Passive SmokingIn Velvet Glove Iron Fist Chris Snowdon traces the history of the Victorian temperance movement, the American Prohibition and, towards the end of the book, the emergence of a neo-puritanism firmly rooted in government. On his blog of the same name, and throughout other media, there is newer discussion of these phenomena. This partly inspired a concept I labelled “Secular Methodism”, leading to a jokey exploration of the theme in an earlier piece for the September 2013 edition of The Pink Humanist.

In that article I took aim at a middle-of-the- road humanism, essentially decent but “small c conservative” and unwilling to make waves. I was also trying to explore a phenomenon that people coming to humanism seem unwilling to admit, that remnants of attitudes instilled by early religious upbringing stay with them. From a spell living in Belfast during the Troubles (when such skills were lifesavers) I can certainly spot Catholic, Presbyterian or non-conformist descent in humanists within seconds. The article was never meant as a full-blooded assault on a mind set I find infuriating, though hardly life-threatening. As a bone-idle hedonist I was content for it to be an in joke among a friendly sub set of what is fast becoming quite a pompous belief system.

But, by coincidence, I was starting to wonder if there is more to it when Diesel Balaam, a regular contributor to TPH, started using the term on the Gaytheist forum. Frankly, his short and succinct definition even clears up some of my own confusions about what Secular Methodism might be!

Diesel’s particular concern is the way humanists seem to fiddle around while Islam burns . . . well, if not Rome itself at least the foundations of what most of us consider civilisation. I absolutely share that concern, but also want to pose my own new question, which is: “Could the concept of Secular Methodism help to explain 21st century neo-puritanism itself?”

Or am I the only one struck by the quasi-religious zeal of governmental health reformers? It worries me when a small fact set with limited practical application starts dominating arguments for social reform with little factual basis and dire consequences for an equal, free world.

Once, your doctor amicably said “Your choice, but maybe you should go easy on the drink/fags/fatty foods”. Now, public health professionals and a growing class of quasi-academic “experts” preach a swivel-eyed health evangelism which seems to want to save our very souls, rather than just our livers.

I know not if these pulpit-pounders are driven by actual religious belief, and am reluctant to ask.

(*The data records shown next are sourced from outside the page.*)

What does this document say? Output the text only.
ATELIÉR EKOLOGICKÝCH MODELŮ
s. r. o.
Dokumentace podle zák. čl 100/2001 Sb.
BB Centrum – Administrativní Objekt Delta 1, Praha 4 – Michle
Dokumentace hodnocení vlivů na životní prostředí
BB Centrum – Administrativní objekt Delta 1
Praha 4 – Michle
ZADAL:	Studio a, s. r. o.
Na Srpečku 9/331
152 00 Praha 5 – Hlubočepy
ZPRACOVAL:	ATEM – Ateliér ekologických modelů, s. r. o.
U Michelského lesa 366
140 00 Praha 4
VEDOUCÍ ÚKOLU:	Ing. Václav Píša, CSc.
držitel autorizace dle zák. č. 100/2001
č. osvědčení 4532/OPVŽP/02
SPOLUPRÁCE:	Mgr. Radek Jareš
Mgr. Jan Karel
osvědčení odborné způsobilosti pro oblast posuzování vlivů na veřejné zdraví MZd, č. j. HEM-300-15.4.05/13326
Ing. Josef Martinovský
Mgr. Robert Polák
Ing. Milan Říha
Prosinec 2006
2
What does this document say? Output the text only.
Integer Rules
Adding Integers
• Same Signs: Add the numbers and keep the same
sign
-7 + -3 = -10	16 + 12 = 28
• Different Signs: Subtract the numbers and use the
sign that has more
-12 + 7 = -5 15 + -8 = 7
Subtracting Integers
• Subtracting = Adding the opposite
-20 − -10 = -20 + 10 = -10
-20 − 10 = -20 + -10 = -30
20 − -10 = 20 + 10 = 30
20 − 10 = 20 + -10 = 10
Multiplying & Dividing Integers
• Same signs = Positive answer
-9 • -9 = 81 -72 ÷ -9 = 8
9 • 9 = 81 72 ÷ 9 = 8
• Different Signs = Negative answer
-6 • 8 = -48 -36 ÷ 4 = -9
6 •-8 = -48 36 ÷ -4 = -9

I do note that the major churches (having effectively lost the battle for religious morality and fast losing paying punters to keep their infrastructure in place) do seem to be turning to other battles and other income sources. For example, as central and local government privatise what used to be essential services, religious charities dominate the Third Sector, which fills the cracks.

But something sparks this neo-puritanism, and, returning to Snowdon’s analysis of the first wave, a century ago, there is an immediate similarity. Then, as now, there is an implicit sense among the reformers that this crusade is far too important to waste time examining facts, or to wait for a popular seal of approval. Statistics can be safely limited to those that are useful, while others that are not can be ignored, and neither government nor its sock puppets are about to explain or reveal them to ordinary folk who might want to take an informed choice.

With the demise of both traditional Christianity and the traditional Left in the UK, could those who favour doctrinaire “big answers” (and might formerly have found a home in either of those movements) have found a new one?

Anyone with a basic understanding of labour history in the UK, for example, knows that the Labour Party simply could not have flourished were it not for the parallel development of British non-conformism. Certainly my grandparents’ belief in the Labour Party was as solid as their Salvationism. Both were driven by the awful physical conditions in which they grew up, both were emotionally rather than purely intellectually based, but both led to the Welfare State. Such people were typical of their time and class – thoroughly decent, and examples of the positive aspects of belief in greater communal goals rather than raw individualism.

But 21st century neo-puritanism is not like that. If we were to believe those who peddle it via either the Christian Post or the Morning Star, these days nailing either your religious or socialist beliefs to the wall could render you unemployable.

The apparent cause is a rise in cynicism that belittles belief of any kind (though while sniggering at that idea it’s also time to get very cynical about a cynicism that is itself afraid to explore any view outside a narrow, approved mainstream).

If I had to find a bridging phenomenon, I would suggest the development of an urban local-authority-based career Leftism in the 1980s. Built on an apparent defence of older Labour values against Thatcherism, what this offered for the first time was the possibility of a career in virtual political opposition with a good salary and an index-linked pension.

The irony is that while some good and useful work was done – and eventually stopped by Tory HQ – over time the “opposition” became the mainstream practice and, whatever the political party nominally in power, professing blind belief and toeing the sponsor’s line is the guarantee of longer-term contracts.

Finally, it is Marketing 101 – identify what the punter wants, offer an apparent way to deliver it and collect the fee. But in the public sector, the catch is that punter is a government department run by career politicians and civil servants and not the general public, whose only role is to pick up the bill.

A self-perpetuating elite passing moral judgement without reason or proof, which may not be questioned for fear of being branded a sinner? Isn’t this how the religious industry works?